What is “stracticle mobility?”
Stracticle Mobility is a mobility program that strikes the right balance between tactical execution and strategic alignment. Tactical know-how ensures moves are executed efficiently and compliantly. Strategic alignment ensures those moves serve broader business goals—like talent development, retention, and leadership pipelines.
Are You Aligning Mobility with Talent—or Just Moving People?
Did you know that 70–80% of global mobility programs fail to align with their company’s talent strategy? That stat stopped me in my tracks when I read Michael Ray’s thought-provoking piece on this very topic. As someone passionate about optimizing talent mobility, I found his perspective refreshingly candid and highly actionable.
Here’s a condensed take on his five most common—and costly—mobility missteps, and why fixing them matters if you want mobility to serve your talent strategy.
1. Benefits ≠ Strategy
Too often, companies fixate on the bells and whistles—shipment sizes, housing, training—without asking: Why is this assignment or relocation happening in the first place?
Ray describes one case where long, benefit-rich assignments were solving short-term business needs—creating disruption and racking up costs. Switching to short-term assignments saved money, minimized employee disruption, and improved retention. These assignments also focused on training locally so assignment activity could be reduced.
Takeaway: Start with strategy. Define assignment purpose, duration, and goals before discussing perks.
2. Obsessing Over “Yes”
Getting employees to say yes to relocation is just the beginning. What happens after matters more.
Ray warns against overly generous packages that create “stickiness”—employees don’t want to leave a plush assignment, and repatriation becomes a roadblock to internal mobility. Even completion bonuses can backfire by incentivizing entitlement, not performance.
Takeaway: Benefits should support a full journey—including re-entry. Plan for post-assignment transitions from the start.
3. Blind Benchmarking
Benchmarking can guide you, but it's not a blueprint. Organizations with different cultures, demographics, and talent goals need tailored solutions.
Ray highlights a company that copied a peer’s expat package, only to find it misaligned with its adventurous, cost-conscious workforce. A leaner “local plus” approach worked far better.

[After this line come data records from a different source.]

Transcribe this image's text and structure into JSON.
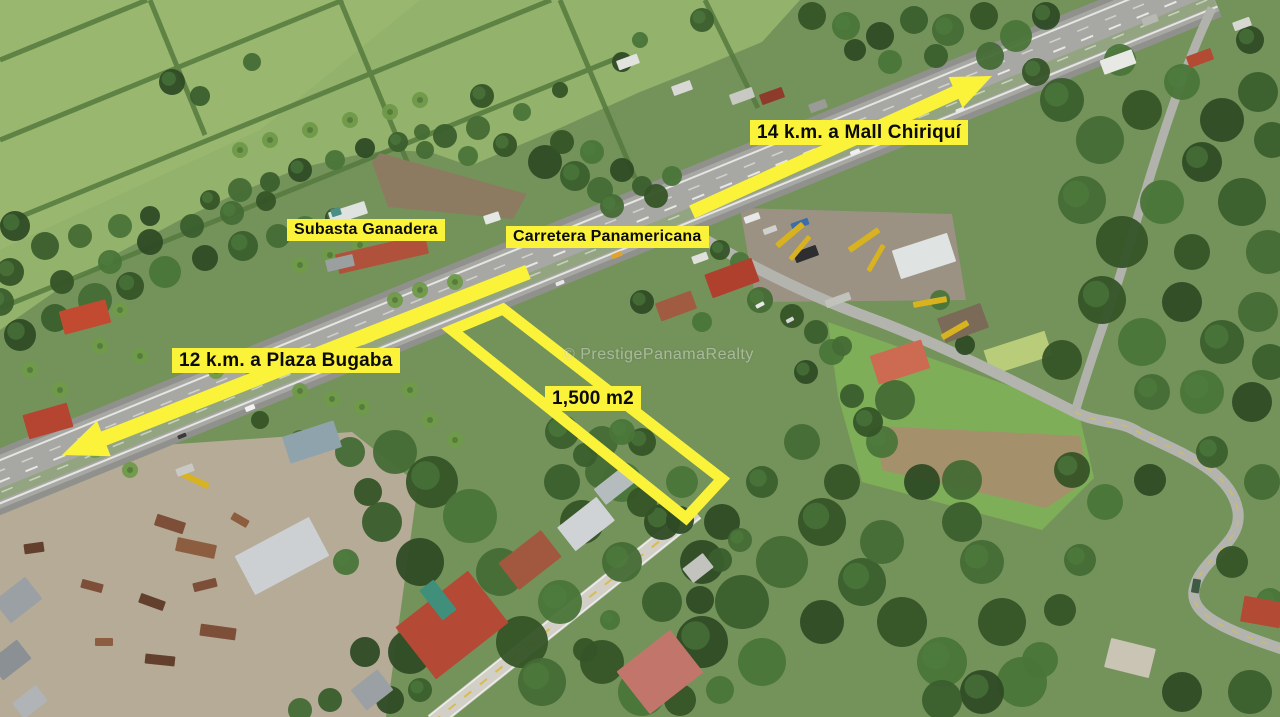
{
  "photo": {
    "kind": "annotated aerial drone photograph",
    "scene": "Roadside lot for sale beside the Pan-American Highway, surrounded by pastures, trees, houses and an equipment yard"
  },
  "annotations": {
    "accent_color": "#FBF33A",
    "label_text_color": "#0b0b0b",
    "labels": {
      "distance_northeast": "14 k.m. a Mall Chiriquí",
      "distance_southwest": "12 k.m. a Plaza Bugaba",
      "highway": "Carretera Panamericana",
      "landmark": "Subasta Ganadera",
      "parcel_area": "1,500 m2"
    },
    "arrows": [
      {
        "name": "arrow-northeast",
        "points_to": "Mall Chiriquí"
      },
      {
        "name": "arrow-southwest",
        "points_to": "Plaza Bugaba"
      }
    ],
    "parcel_outline": {
      "shape": "quadrilateral",
      "area_label": "1,500 m2"
    }
  },
  "watermark": {
    "text": "© PrestigePanamaRealty"
  }
}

Takeaway: Know your people. Know your strategy. Benchmark last, not first.
4. Missing the Talent Connection
If you can’t explain how your mobility program supports your talent objectives, neither can your employees.
Ray shares how one company turned around poor adoption by explicitly tying mobility to a cultural cohesion effort. The shift boosted buy-in and results.

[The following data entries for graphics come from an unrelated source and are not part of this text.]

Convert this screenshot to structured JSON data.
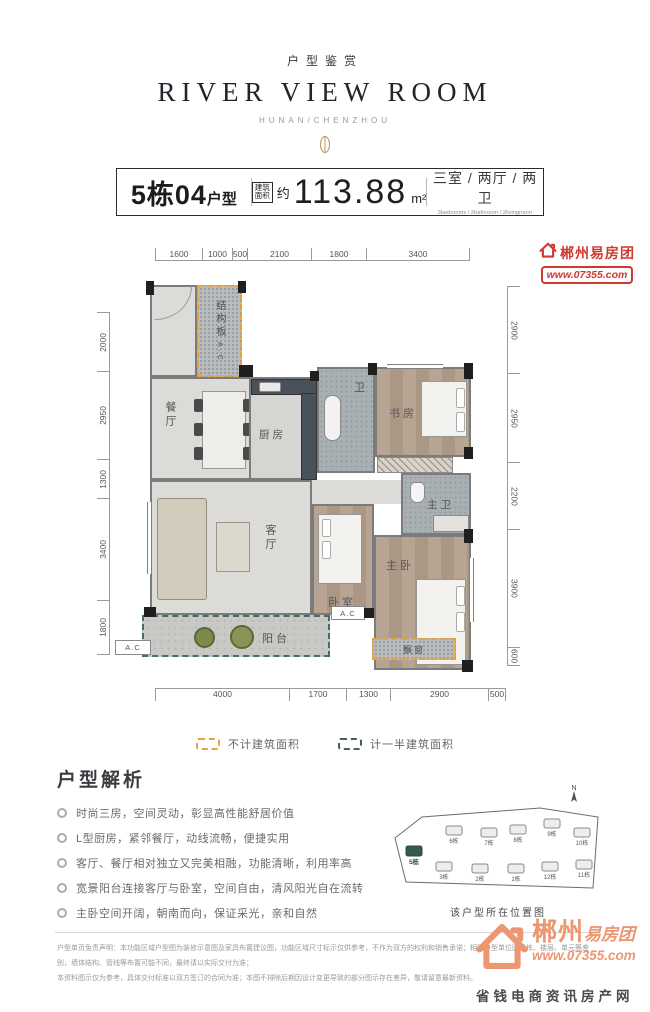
{
  "header": {
    "kicker": "户型鉴赏",
    "title": "RIVER VIEW ROOM",
    "subtitle": "HUNAN/CHENZHOU"
  },
  "spec": {
    "unit_number": "5栋04",
    "unit_suffix": "户型",
    "area_box_top": "建筑",
    "area_box_bottom": "面积",
    "area_approx": "约",
    "area_value": "113.88",
    "area_unit": "m²",
    "rooms_cn": "三室 / 两厅 / 两卫",
    "rooms_en": "3bedrooms / 2bathroom / 2livingroom"
  },
  "watermark": {
    "brand": "郴州易房团",
    "url": "www.07355.com"
  },
  "floor_plan": {
    "dims_top": [
      "1600",
      "1000",
      "500",
      "2100",
      "1800",
      "3400"
    ],
    "dims_bottom": [
      "4000",
      "1700",
      "1300",
      "2900",
      "500"
    ],
    "dims_left": [
      "2000",
      "2950",
      "1300",
      "3400",
      "1800"
    ],
    "dims_right": [
      "2900",
      "2950",
      "2200",
      "3900",
      "600"
    ],
    "rooms": {
      "structure": "结构板",
      "structure_ac": "A.C",
      "dining": "餐厅",
      "kitchen": "厨房",
      "bath": "卫",
      "study": "书房",
      "master_bath": "主卫",
      "living": "客厅",
      "bedroom": "卧室",
      "master_bedroom": "主卧",
      "balcony": "阳台",
      "bay_window": "飘窗",
      "ac_left": "A.C",
      "ac_mid": "A.C"
    }
  },
  "legend": {
    "items": [
      {
        "label": "不计建筑面积",
        "color": "#e8a23c"
      },
      {
        "label": "计一半建筑面积",
        "color": "#44605e"
      }
    ]
  },
  "analysis": {
    "title": "户型解析",
    "bullets": [
      "时尚三房，空间灵动，彰显高性能舒居价值",
      "L型厨房，紧邻餐厅，动线流畅，便捷实用",
      "客厅、餐厅相对独立又完美相融，功能清晰，利用率高",
      "宽景阳台连接客厅与卧室，空间自由，清风阳光自在流转",
      "主卧空间开阔，朝南而向，保证采光，亲和自然"
    ]
  },
  "site_map": {
    "compass": "N",
    "caption": "该户型所在位置图",
    "buildings": [
      {
        "label": "5栋",
        "highlight": true
      },
      {
        "label": "6栋"
      },
      {
        "label": "7栋"
      },
      {
        "label": "8栋"
      },
      {
        "label": "9栋"
      },
      {
        "label": "10栋"
      },
      {
        "label": "3栋"
      },
      {
        "label": "2栋"
      },
      {
        "label": "1栋"
      },
      {
        "label": "12栋"
      },
      {
        "label": "11栋"
      }
    ]
  },
  "footer": {
    "disclaimer_line1": "户型单页免责声明：本功能区域户型图为装修示意图及家具布置建议图，功能区域尺寸标示仅供参考，不作为双方的权利和销售承诺；相同户型单位因楼栋、楼层、单元等差别，墙体结构、管线等布置可能不同，最终请以实际交付为准；",
    "disclaimer_line2": "本资料图示仅为参考，具体交付标准以双方签订的合同为准；本图不排除后期因设计变更导致的部分图示存在差异，敬请留意最新资料。",
    "logo": {
      "city": "郴州",
      "brand": "易房团",
      "url": "www.07355.com",
      "tagline": "省钱电商资讯房产网"
    }
  },
  "colors": {
    "accent_orange": "#e8a23c",
    "accent_teal": "#3f6e6c",
    "logo_salmon": "#ec9672",
    "watermark_red": "#d0392e",
    "ornament_gold": "#b5985a"
  }
}
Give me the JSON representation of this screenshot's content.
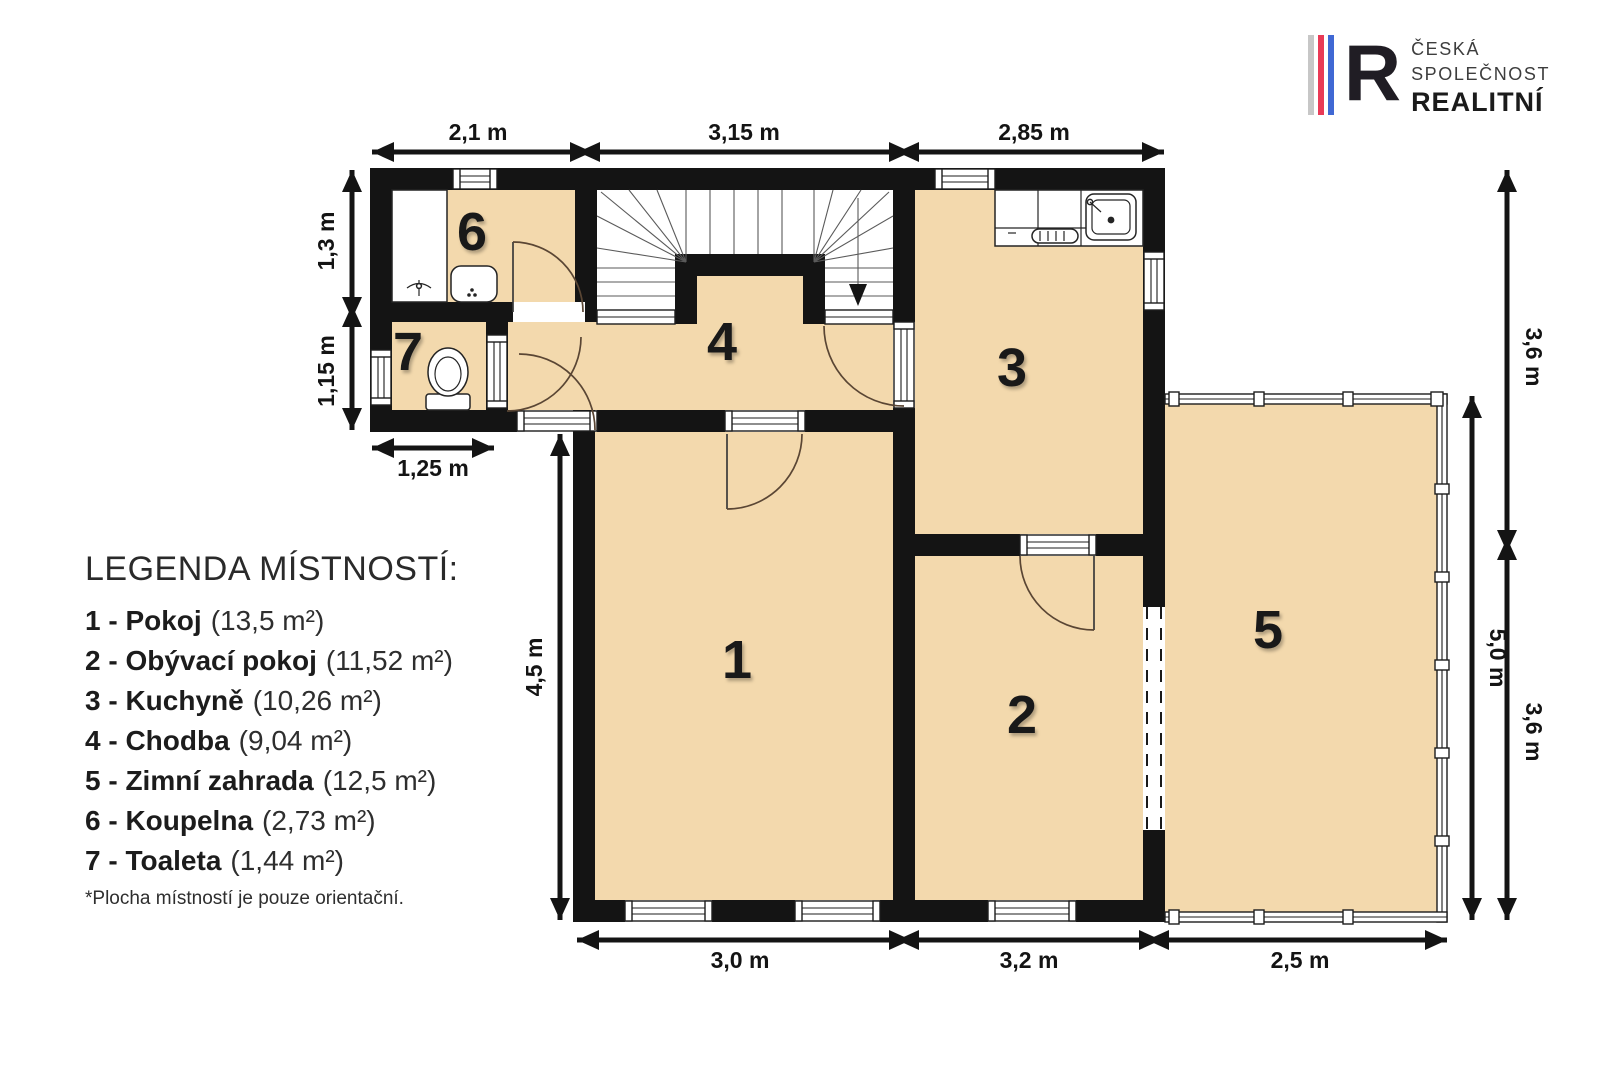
{
  "logo": {
    "letter": "R",
    "line1": "ČESKÁ",
    "line2": "SPOLEČNOST",
    "line3": "REALITNÍ"
  },
  "legend": {
    "title": "LEGENDA MÍSTNOSTÍ:",
    "items": [
      {
        "label": "1 - Pokoj",
        "area": "(13,5 m²)"
      },
      {
        "label": "2 - Obývací pokoj",
        "area": "(11,52 m²)"
      },
      {
        "label": "3 - Kuchyně",
        "area": "(10,26 m²)"
      },
      {
        "label": "4 - Chodba",
        "area": "(9,04 m²)"
      },
      {
        "label": "5 - Zimní zahrada",
        "area": "(12,5 m²)"
      },
      {
        "label": "6 - Koupelna",
        "area": "(2,73 m²)"
      },
      {
        "label": "7 - Toaleta",
        "area": "(1,44 m²)"
      }
    ],
    "footnote": "*Plocha místností je pouze orientační."
  },
  "rooms": [
    {
      "number": "1"
    },
    {
      "number": "2"
    },
    {
      "number": "3"
    },
    {
      "number": "4"
    },
    {
      "number": "5"
    },
    {
      "number": "6"
    },
    {
      "number": "7"
    }
  ],
  "dimensions": {
    "top": [
      "2,1 m",
      "3,15 m",
      "2,85 m"
    ],
    "bottom": [
      "3,0 m",
      "3,2 m",
      "2,5 m"
    ],
    "left": [
      "1,3 m",
      "1,15 m",
      "1,25 m",
      "4,5 m"
    ],
    "right": [
      "3,6 m",
      "5,0 m",
      "3,6 m"
    ]
  },
  "colors": {
    "room_fill": "#F3D9AD",
    "wall": "#141414",
    "logo_gray": "#C7C7C7",
    "logo_red": "#E93A56",
    "logo_blue": "#4068D4"
  }
}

Takeaway: Communication is key. Don’t just change policies—connect the dots to bigger talent and business goals.
5. Tracking What’s Easy, Not What Matters
Mobility metrics are full of KPIs—satisfaction scores, cost compliance, exception tracking. But how many show strategic success? Do they show impact?
Ray suggests tougher questions: Are relocated employees still with you after two years? Are they growing in the org? Are you hitting business targets? That’s the real ROI.

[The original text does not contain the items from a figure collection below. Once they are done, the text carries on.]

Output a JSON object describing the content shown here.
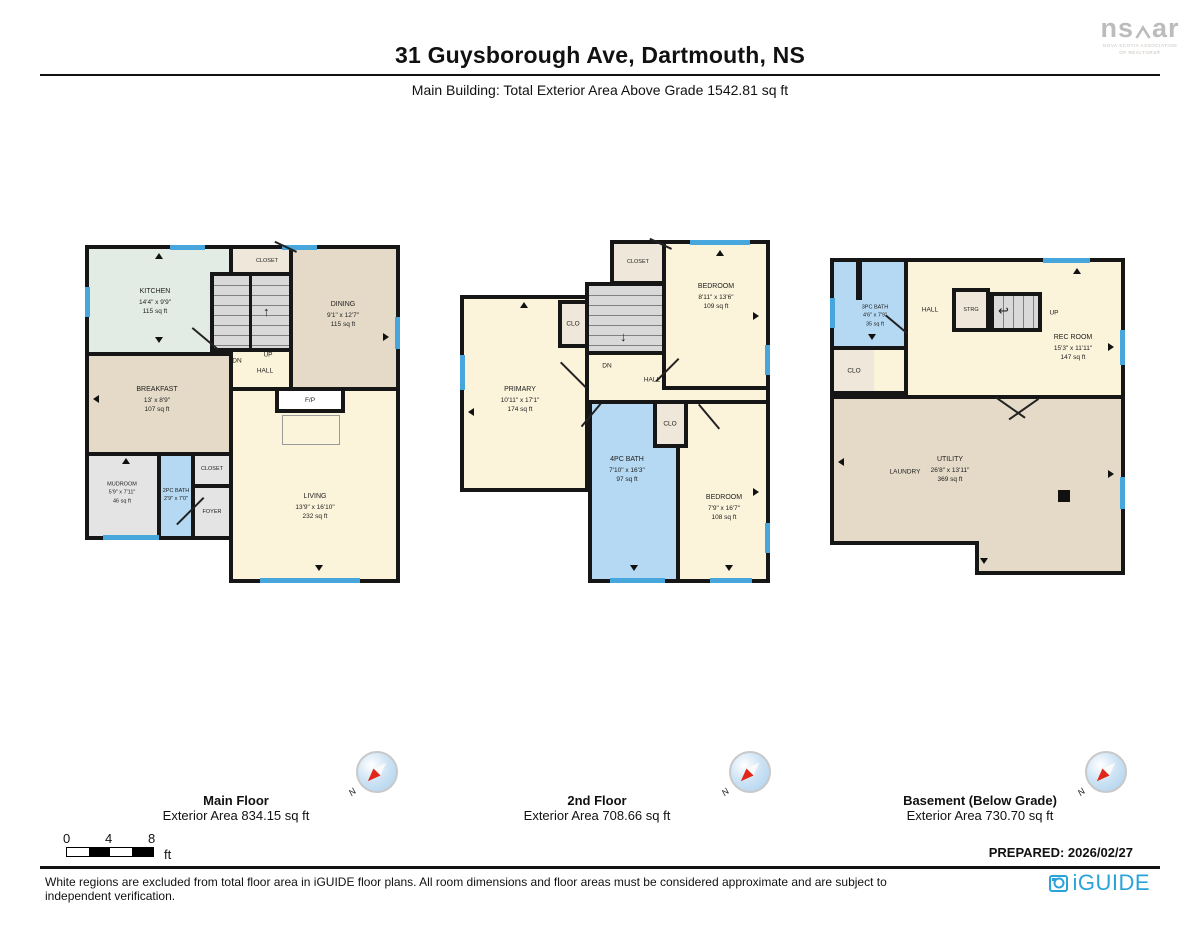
{
  "header": {
    "title": "31 Guysborough Ave, Dartmouth, NS",
    "subtitle": "Main Building: Total Exterior Area Above Grade 1542.81 sq ft"
  },
  "brand": {
    "name_left": "ns",
    "name_right": "ar",
    "tagline1": "NOVA SCOTIA ASSOCIATION",
    "tagline2": "OF REALTORS®"
  },
  "plans": {
    "main": {
      "caption": "Main Floor",
      "caption_area": "Exterior Area 834.15 sq ft",
      "rooms": {
        "kitchen": {
          "name": "KITCHEN",
          "dims": "14'4\" x 9'9\"",
          "area": "115 sq ft"
        },
        "closet_top": {
          "name": "CLOSET"
        },
        "dining": {
          "name": "DINING",
          "dims": "9'1\" x 12'7\"",
          "area": "115 sq ft"
        },
        "breakfast": {
          "name": "BREAKFAST",
          "dims": "13' x 8'9\"",
          "area": "107 sq ft"
        },
        "hall": "HALL",
        "up": "UP",
        "dn": "DN",
        "living": {
          "name": "LIVING",
          "dims": "13'9\" x 16'10\"",
          "area": "232 sq ft"
        },
        "mudroom": {
          "name": "MUDROOM",
          "dims": "5'9\" x 7'11\"",
          "area": "46 sq ft"
        },
        "bath2pc": {
          "name": "2PC BATH",
          "dims": "2'9\" x 7'0\""
        },
        "closet_foyer": {
          "name": "CLOSET"
        },
        "foyer": {
          "name": "FOYER"
        },
        "fp": "F/P"
      }
    },
    "second": {
      "caption": "2nd Floor",
      "caption_area": "Exterior Area 708.66 sq ft",
      "rooms": {
        "closet": {
          "name": "CLOSET"
        },
        "bedroom1": {
          "name": "BEDROOM",
          "dims": "8'11\" x 13'6\"",
          "area": "109 sq ft"
        },
        "clo1": "CLO",
        "dn": "DN",
        "hall": "HALL",
        "primary": {
          "name": "PRIMARY",
          "dims": "10'11\" x 17'1\"",
          "area": "174 sq ft"
        },
        "bath4pc": {
          "name": "4PC BATH",
          "dims": "7'10\" x 16'3\"",
          "area": "97 sq ft"
        },
        "clo2": "CLO",
        "bedroom2": {
          "name": "BEDROOM",
          "dims": "7'9\" x 16'7\"",
          "area": "108 sq ft"
        }
      }
    },
    "basement": {
      "caption": "Basement (Below Grade)",
      "caption_area": "Exterior Area 730.70 sq ft",
      "rooms": {
        "bath3pc": {
          "name": "3PC BATH",
          "dims": "4'6\" x 7'9\"",
          "area": "35 sq ft"
        },
        "hall": "HALL",
        "strg": "STRG",
        "up": "UP",
        "rec": {
          "name": "REC ROOM",
          "dims": "15'3\" x 11'11\"",
          "area": "147 sq ft"
        },
        "clo": "CLO",
        "laundry": "LAUNDRY",
        "utility": {
          "name": "UTILITY",
          "dims": "26'8\" x 13'11\"",
          "area": "369 sq ft"
        }
      }
    }
  },
  "compass_n": "N",
  "scale_bar": {
    "t0": "0",
    "t4": "4",
    "t8": "8",
    "unit": "ft"
  },
  "footer": {
    "prepared": "PREPARED: 2026/02/27",
    "disclaimer": "White regions are excluded from total floor area in iGUIDE floor plans. All room dimensions and floor areas must be considered approximate and are subject to independent verification.",
    "logo_text": "iGUIDE"
  }
}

Takeaway: Recalibrate your data. Measure what matters to your talent pipeline and business performance, not just logistics.
Final Thought: Beyond Perks, Toward Purpose
Mobility done well is about more than movement—it’s about momentum. It fuels succession, builds leaders, and drives value when rooted in purpose.
Ray’s article is a must-read for anyone who wants mobility to be more than functional. It’s a reminder: mobility should be a lever for talent, not just a logistics exercise.